(Walworth County submission) Getting COVID-19 vaccinations into the arms of Walworth County residents requires an army of volunteers: Some 120 volunteers have donated approximately 2,400 hours of time over the past three months. With more of the population now eligible to receive the vaccination, clinic efforts are picking up speed and more volunteers are needed to keep pace. On any given week, the Walworth County Department of Health and Human Services (DHHS) needs to fill over 40 medical volunteer shifts and more than 30 nonmedical volunteer shifts.
“Our COVID-19 vaccination clinic volunteers have stepped up in a big way,” says Walworth County Volunteer Services Coordinator Colleen Lesniak. “Their dedication and willingness to help others is admirable. But as vaccination efforts have increased so, too, has our need for more volunteers.”
DHHS has an ongoing need for both nonmedical and medical volunteers. The first group consists of those without medical training who perform administrative tasks, such as helping with registration and managing the lines. The second group is made up of Medical Reserve Corps. (MRC) volunteers who have professional medical training and administer vaccinations and monitor patients in the observation area.

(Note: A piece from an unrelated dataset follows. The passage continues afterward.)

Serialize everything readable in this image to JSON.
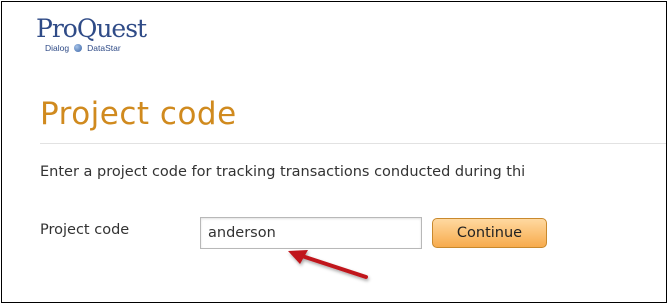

“The vaccination for COVID-19 struck me as an incredibly important step in fighting the virus,” says Walworth County MRC volunteer Dr. Julie Klein. “I knew I wanted to be part of this process of vaccinating Americans, which I feel will go down in history as an amazing, lifesaving achievement. In addition, I absolutely love the medical field and feel so honored to be part of the vaccination process.”
Volunteers must be 18-years-old of age and older. Clinics are held three times per week and shifts typically run 8 a.m. to 2 p.m. or 1:30 to 6:30 p.m.